Afeito a números e fã de resultados, Adones de Oliveira contabiliza: “Quando criamos o Curso de Engenharia de Produção da Unifor tínhamos 39 alunos. Hoje são mais de 700”. Da memória do criador, saltam “criaturas” memoráveis, como o projeto SAE Mini Baja, com ele liderando as equipes de alunos da Engenharia Mecânica e outros cursos do Centro de Ciências Tecnológicas (CCT) na construção dos veículos protótipos que acabariam competindo anualmente em São Paulo e fazendo a diferença entre nada menos do que 80 equipes de diversas universidades nacionais e estrangeiras. “Foi um feito espetacular e um grande incentivo para professores e estudantes envolvidos”, relembra, ainda orgulhoso, o professor. 

E se o assunto é a própria graduação que se tome fôlego. O engenheiro ainda era estudante quando o primogênito Rodrigo nasceu. “Tive que me virar nos 30. Eram 36 créditos, estagiava à tarde na CTC, e trabalhava à noite na Secrel, uma empresa de informática e processamento de dados, entre 22 horas e 4 da madrugada. Tinha 25 anos e já era doido, né? Mas tem mais: ao longo de todo esse percurso, não sei como, fiz especialização em Informática e mestrado em Santa Catarina, viajando e voltando para Fortaleza ao mesmo tempo em que trabalhava no ramo corporativo. E confesso: jamais me senti cansado. Ao contrário: fiz tudo movido a prazer”, diverte-se Adones, certo de que a escolha pela dedicação integral à docência foi seu maior acerto.

Em casa, o professor Adones aplica a “educação realista” que herdou do pai militar, prático e objetivo, mas também de uma mãe com refinado gosto pela leitura, afrescos e boa música, capaz de inocular nos filhos o interesse pelas artes e os esportes. “Fui piloto de moto e carro, além de praticar surf. Quer dizer, sempre fui estimulado a aproveitar a vida, além de estudar muito, chegando ao Colégio Militar. Meu pai trabalhava na Base Aérea e dentro dos aviões eu via as turbinas e os motores como funcionavam. Ele também chegou a trabalhar com automóveis para uma empresa e eu sempre no meio, daí o interesse precoce pela Engenharia Mecânica, uma opção minha que até o desagradou um pouco já que me via seguindo carreira militar.
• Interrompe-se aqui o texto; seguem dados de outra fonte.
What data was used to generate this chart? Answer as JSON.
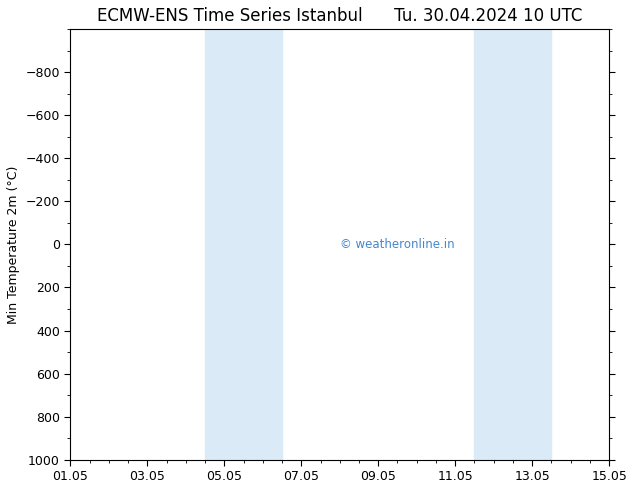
{
  "title": "ECMW-ENS Time Series Istanbul      Tu. 30.04.2024 10 UTC",
  "ylabel": "Min Temperature 2m (°C)",
  "ylim": [
    -1000,
    1000
  ],
  "yticks": [
    -800,
    -600,
    -400,
    -200,
    0,
    200,
    400,
    600,
    800,
    1000
  ],
  "xlim_start": 0,
  "xlim_end": 14,
  "xtick_positions": [
    0,
    2,
    4,
    6,
    8,
    10,
    12,
    14
  ],
  "xtick_labels": [
    "01.05",
    "03.05",
    "05.05",
    "07.05",
    "09.05",
    "11.05",
    "13.05",
    "15.05"
  ],
  "shaded_bands": [
    {
      "xmin": 3.5,
      "xmax": 5.5
    },
    {
      "xmin": 10.5,
      "xmax": 12.5
    }
  ],
  "shade_color": "#dbeaf7",
  "watermark": "© weatheronline.in",
  "watermark_color": "#4488cc",
  "background_color": "#ffffff",
  "title_fontsize": 12,
  "axis_fontsize": 9,
  "tick_fontsize": 9
}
Mas depois vimos os dois que eu estava certo: me preparei muito bem para o mercado na Unifor, sem abrir mão de uma formação teórica e humanista de excelência, que muito cedo nos ensina a validar os estudos na prática”, enfatiza o professor que hoje segue a mesma receita com alunos que valorizam o rol diversificado de experiências que adquiriu no ramo empresarial, ao mesmo tempo em que o disputam nas bancas de TCC pela profundidade das reflexões de viés acadêmico celebradas em sala de aula.